Homework 4
Project Work
You will be working on your project throughout the week via our class activities, but there is nothing to submit for HW4.
Portfolio Work
Deliverables: Continue writing your responses in the same Google Doc that you set up for Homework 1.
Organization: On the left side of your Google Doc (in the gray area beneath the menu bar), there is a gray icon–click this to show the section headers. Write your responses under these section headers.
Note: Some prompts below may seem very open-ended. This is intentional. Crafting good responses requires looking back through our material to organize the concepts in a coherent, thematic way, which is extremely useful for your learning. Remember that writing is a superpower that we are intentionally honing this semester.
Revisions: (REQUIRED)
- Make revisions to previous concepts based on the “STAT 253 (Instructor Reflections)” document shared with you.
- Important formatting note: Please use a comment to mark the text that you want to be reread. (Highlight each span of text you want to be reread, and mark it with the comment “REVISION”.)

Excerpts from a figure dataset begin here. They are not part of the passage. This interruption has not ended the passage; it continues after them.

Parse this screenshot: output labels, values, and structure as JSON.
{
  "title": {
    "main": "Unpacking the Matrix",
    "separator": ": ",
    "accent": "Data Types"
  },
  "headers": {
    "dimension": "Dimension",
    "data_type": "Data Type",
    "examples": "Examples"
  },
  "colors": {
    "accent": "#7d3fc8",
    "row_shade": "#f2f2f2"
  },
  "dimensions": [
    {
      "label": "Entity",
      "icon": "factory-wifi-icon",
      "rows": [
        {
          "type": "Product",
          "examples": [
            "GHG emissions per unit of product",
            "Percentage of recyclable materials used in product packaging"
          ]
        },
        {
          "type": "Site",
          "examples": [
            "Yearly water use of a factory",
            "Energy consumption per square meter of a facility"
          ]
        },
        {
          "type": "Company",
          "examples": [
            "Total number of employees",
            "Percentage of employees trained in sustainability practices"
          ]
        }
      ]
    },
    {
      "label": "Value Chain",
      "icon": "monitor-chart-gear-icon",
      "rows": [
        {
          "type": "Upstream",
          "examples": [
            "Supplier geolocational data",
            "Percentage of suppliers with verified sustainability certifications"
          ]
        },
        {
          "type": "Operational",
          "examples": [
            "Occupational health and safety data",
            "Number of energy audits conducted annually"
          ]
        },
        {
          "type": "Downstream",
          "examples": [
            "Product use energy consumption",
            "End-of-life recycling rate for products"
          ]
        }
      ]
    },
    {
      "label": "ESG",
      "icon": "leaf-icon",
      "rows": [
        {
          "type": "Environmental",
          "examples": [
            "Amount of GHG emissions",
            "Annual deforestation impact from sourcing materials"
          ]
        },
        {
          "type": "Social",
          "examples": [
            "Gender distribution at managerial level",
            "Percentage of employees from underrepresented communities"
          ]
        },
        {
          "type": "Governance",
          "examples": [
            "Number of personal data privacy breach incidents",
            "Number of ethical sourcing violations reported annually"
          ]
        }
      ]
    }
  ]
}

- Rubrics to past homework assignments will be available on Moodle (under the Solutions section). Look at these rubrics to guide your revisions. You can always ask for guidance on Slack and in drop-in hours.
New concepts to address:
Decision trees:
Algorithmic understanding:
- Consider a dataset with two predictors:
x1
is categorical with levels A, B, or C.x2
is quantitative with integer values from 1 to 100. How many different splits must be considered when recursive binary splitting attempts to make a split? Explain. (2 sentences max.) - Explain the “recursive”, “binary”, and “splitting” parts of the recursive binary splitting algorithm. Make sure to discuss the concept of node (im)purity and how it is measured for classification and regression trees.

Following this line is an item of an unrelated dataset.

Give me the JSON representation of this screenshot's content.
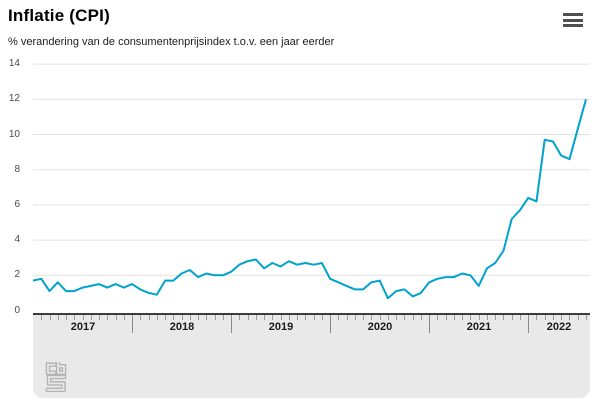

- Consider a dataset with two predictors:
Bias-variance tradeoff: What tuning parameters control the performance of the method? How do low/high values of the tuning parameters relate to bias and variance of the learned model? (3 sentences max.)
Parametric / nonparametric: Where (roughly) does this method fall on the parametric-nonparametric spectrum, and why? (3 sentences max.)

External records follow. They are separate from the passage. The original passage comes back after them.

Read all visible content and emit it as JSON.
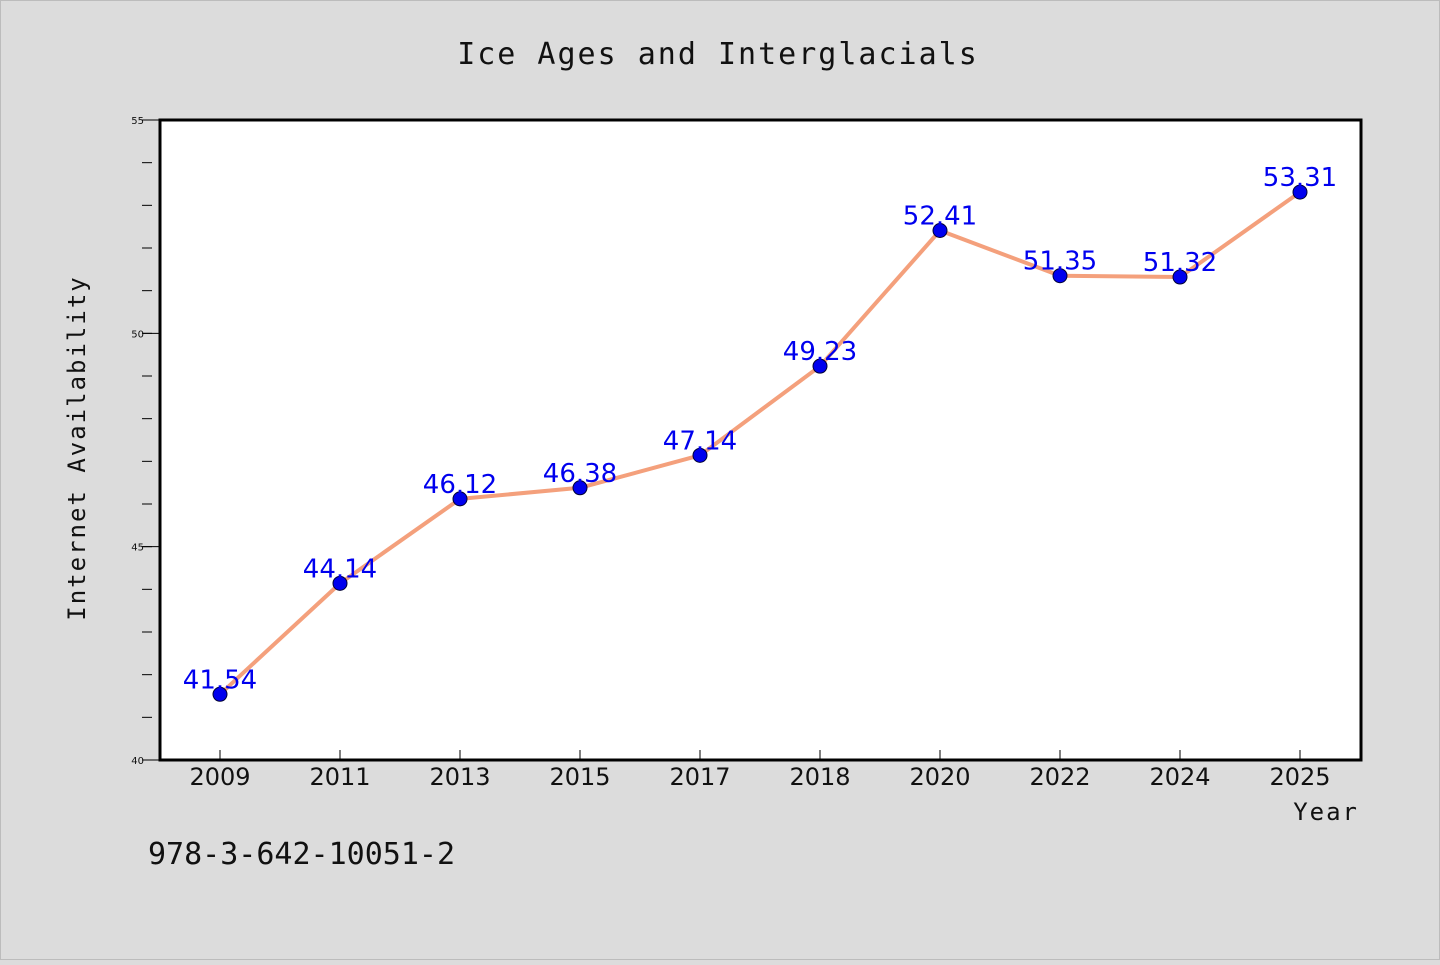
{
  "chart_data": {
    "type": "line",
    "title": "Ice Ages and Interglacials",
    "xlabel": "Year",
    "ylabel": "Internet Availability",
    "categories": [
      "2009",
      "2011",
      "2013",
      "2015",
      "2017",
      "2018",
      "2020",
      "2022",
      "2024",
      "2025"
    ],
    "series": [
      {
        "values": [
          41.54,
          44.14,
          46.12,
          46.38,
          47.14,
          49.23,
          52.41,
          51.35,
          51.32,
          53.31
        ],
        "labels": [
          "41.54",
          "44.14",
          "46.12",
          "46.38",
          "47.14",
          "49.23",
          "52.41",
          "51.35",
          "51.32",
          "53.31"
        ]
      }
    ],
    "ylim": [
      40,
      55
    ],
    "yticks": [
      "40",
      "45",
      "50",
      "55"
    ],
    "grid": false,
    "legend": "none",
    "colors": {
      "line": "#f4a07c",
      "marker": "#0000ee",
      "data_label": "#0000ee",
      "background": "#dcdcdc",
      "plot_background": "#ffffff"
    }
  },
  "footer_text": "978-3-642-10051-2"
}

Scaling of variables: Does the scale on which variables are measured matter for the performance of this algorithm? Why or why not? If scale does matter, how should this be addressed when using this method? (3 sentences max.)
Computational time: Recursive binary splitting does not find the overall optimal sequence of splits for a tree. What type of behavior is this? What method have we seen before that also exhibits this type of behavior? Briefly explain the parallels between these methods and what implications this have for computational time. (5 sentences max.)
Interpretation of output: Explain the rationale behind the variable importance measures that decision trees provide. (4 sentences max.)
Data Ethics: Read the article How to Support your Data Interpretations. Write a short (roughly 250 words), thoughtful response about the ideas that the article brings forth. Which pillar(s) do you think is/are hardest to do well for groups that rely on data analytics, and why?